Nitesh: What are your favorite venues to play at in Boston?

Nick: Definitely the Middle East. The way that the sound people work the board, the way that the stage kind of intersects the crowd, you’re right up above them and the crowd is right on top of you. It’s a small stage, a small room. It’s pretty easy to fill it up, and they just do great sound.

Nitesh: How do you feel about the music scene in Boston?

Nick: Especially where we are from in Allston, there’s a lot of noise music. It’s almost, the worse you can play your music—the more bad you can make your instrument sound—the better the hipster people in the area think you are. [laughs] Those bands have success in the underground scene. I’ve had people tell us, you guys should consider being a little bit more out there. If you want to play one of these house shows, you kind of have to follow that mold. There’s just a lot of bands playing that type of music. Especially in Allston. So we try to just break that mold as much as we can. We want to go and be known for the music that we like playing and play music that we like playing. In a lot of ways, we’ve gotten praise for it.

Nitesh: What are three things most people don’t know about you, or wouldn’t expect about you?
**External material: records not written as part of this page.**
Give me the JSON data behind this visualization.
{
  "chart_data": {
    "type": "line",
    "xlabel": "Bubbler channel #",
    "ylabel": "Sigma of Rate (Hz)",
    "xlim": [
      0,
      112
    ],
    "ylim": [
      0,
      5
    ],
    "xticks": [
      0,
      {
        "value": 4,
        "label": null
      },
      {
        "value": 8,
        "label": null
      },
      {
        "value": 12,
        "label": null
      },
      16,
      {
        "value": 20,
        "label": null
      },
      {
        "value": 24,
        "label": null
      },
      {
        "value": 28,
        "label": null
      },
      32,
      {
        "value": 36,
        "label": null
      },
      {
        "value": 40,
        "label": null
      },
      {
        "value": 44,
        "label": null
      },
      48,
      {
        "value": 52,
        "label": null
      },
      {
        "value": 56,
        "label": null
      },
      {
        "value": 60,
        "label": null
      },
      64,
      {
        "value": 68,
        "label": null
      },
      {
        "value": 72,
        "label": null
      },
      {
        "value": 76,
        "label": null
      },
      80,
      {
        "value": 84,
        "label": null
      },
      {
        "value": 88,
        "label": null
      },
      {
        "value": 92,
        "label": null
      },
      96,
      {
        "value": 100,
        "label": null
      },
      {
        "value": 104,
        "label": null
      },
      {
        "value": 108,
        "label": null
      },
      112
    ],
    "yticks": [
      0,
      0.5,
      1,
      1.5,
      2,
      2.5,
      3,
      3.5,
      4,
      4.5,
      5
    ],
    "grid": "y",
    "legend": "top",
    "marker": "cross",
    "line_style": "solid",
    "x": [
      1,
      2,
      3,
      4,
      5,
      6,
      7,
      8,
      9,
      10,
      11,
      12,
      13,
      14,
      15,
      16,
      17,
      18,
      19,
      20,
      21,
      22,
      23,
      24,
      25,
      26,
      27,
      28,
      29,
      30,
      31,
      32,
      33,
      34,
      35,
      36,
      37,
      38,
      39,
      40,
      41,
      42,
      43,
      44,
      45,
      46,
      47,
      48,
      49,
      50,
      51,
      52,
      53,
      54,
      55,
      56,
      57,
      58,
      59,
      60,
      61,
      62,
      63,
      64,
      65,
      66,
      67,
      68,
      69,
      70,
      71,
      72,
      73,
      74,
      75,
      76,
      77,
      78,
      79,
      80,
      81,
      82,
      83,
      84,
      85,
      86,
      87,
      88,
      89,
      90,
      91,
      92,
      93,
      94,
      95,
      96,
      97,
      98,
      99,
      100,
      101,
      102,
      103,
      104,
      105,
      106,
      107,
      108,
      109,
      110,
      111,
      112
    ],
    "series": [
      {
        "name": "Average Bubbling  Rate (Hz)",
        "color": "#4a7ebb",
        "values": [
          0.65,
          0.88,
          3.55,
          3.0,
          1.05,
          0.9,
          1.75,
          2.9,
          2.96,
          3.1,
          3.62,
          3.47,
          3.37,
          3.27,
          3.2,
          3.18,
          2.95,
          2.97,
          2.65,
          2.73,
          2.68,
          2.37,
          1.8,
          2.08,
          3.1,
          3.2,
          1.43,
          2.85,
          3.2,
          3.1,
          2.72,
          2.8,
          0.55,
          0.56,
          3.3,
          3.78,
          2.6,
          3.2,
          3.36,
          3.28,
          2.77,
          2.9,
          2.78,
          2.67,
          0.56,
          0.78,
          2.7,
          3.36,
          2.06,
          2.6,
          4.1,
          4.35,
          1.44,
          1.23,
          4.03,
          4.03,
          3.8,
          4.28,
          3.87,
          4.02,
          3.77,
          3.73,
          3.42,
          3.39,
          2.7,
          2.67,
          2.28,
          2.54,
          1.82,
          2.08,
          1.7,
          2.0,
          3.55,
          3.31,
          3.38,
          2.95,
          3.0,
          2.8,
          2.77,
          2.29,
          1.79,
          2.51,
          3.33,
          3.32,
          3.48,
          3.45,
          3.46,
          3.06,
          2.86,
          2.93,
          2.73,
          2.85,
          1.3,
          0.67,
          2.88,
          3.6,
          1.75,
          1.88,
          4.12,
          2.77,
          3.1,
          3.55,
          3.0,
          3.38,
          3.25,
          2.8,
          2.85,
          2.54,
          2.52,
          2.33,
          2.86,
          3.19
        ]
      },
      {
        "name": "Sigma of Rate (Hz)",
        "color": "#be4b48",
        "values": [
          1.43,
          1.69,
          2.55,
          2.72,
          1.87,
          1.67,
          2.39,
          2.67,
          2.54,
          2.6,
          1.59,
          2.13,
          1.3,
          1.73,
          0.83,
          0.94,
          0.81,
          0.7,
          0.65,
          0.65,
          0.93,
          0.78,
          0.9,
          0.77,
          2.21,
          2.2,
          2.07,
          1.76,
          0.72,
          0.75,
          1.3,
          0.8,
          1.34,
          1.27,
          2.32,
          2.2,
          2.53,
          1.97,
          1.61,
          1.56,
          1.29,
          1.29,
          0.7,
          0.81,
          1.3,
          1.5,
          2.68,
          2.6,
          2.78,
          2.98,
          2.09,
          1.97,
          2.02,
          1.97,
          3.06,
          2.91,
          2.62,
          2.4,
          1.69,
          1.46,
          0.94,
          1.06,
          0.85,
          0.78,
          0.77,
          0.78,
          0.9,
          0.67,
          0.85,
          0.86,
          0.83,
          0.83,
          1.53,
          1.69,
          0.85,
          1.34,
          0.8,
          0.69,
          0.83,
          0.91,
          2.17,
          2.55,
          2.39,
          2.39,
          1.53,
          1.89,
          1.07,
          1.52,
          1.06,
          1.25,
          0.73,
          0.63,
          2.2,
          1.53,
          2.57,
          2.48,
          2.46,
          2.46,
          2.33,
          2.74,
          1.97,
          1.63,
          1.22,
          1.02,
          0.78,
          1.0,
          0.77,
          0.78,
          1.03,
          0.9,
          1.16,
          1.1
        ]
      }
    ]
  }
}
Nick: The fact that Jake and I have known each other for so long. People look at you on stage, and they are like, you have chemistry. And Jake and I have known each other since we were in the womb. [laughs] Our parents were friends with each other before we were even thought of. So we spend Thanksgiving together. Our families visit each other at Christmas. It’s really cool that we were both born and raised in St. Louis and just somehow we both ended in the Allston area, and we’re in a band together.

The second thing, I would say a lot of people don’t realize is that we’ve only been together for a year. We’ve been able to come out with an album, compose all this stuff, in the amount of time we’ve been together.

Third, maybe the fact that we’re all full-time in other things that are not the band. We all have very serious full-time jobs. I’m a student, Max is a student on top of that. We get together a couple times a week and throw this together. We work 9-5’s but we work here at night, plucking away, doing our things. Zach will work a twelve-hour day and come straight to band practice in his tie and work pants and he’ll practice with his bass, just in his work attire. [laughs] We just make it work.

Nitesh: Are there any songs in which you find the lyrics particularly meaningful?

Nick: To me, I think a lot of the album, with kind of the exception of “Pilots,” is in the same vein in terms of subject matter. It’s the disappointment side of love and longing to have that feeling. And realizing that it’s not going to happen. There’s a lot of longing that goes into the lyrics. I’ll say for me personally, I’ve had those feelings in the last year, towards certain people and certain things. When I first started playing with Jake, I didn’t really think about the lyrics for the album. And listening back on the lyrics, there’s a real chord that it strikes in me.

Nitesh: Can you think of a specific song?

Nick: “California.” It’s that one line, “I still dream of California.” That line says it all, I just got chills thinking about it. California, to a lot of east-coast people has that kind of sunshine-y happiness. There’s that general feeling that California represents the happier things, like the sunshine. “I dream of California.” It’s like I dream of that feeling. I have that longing for finding happiness, finding closure in whatever I’m dealing with. That line does it for me.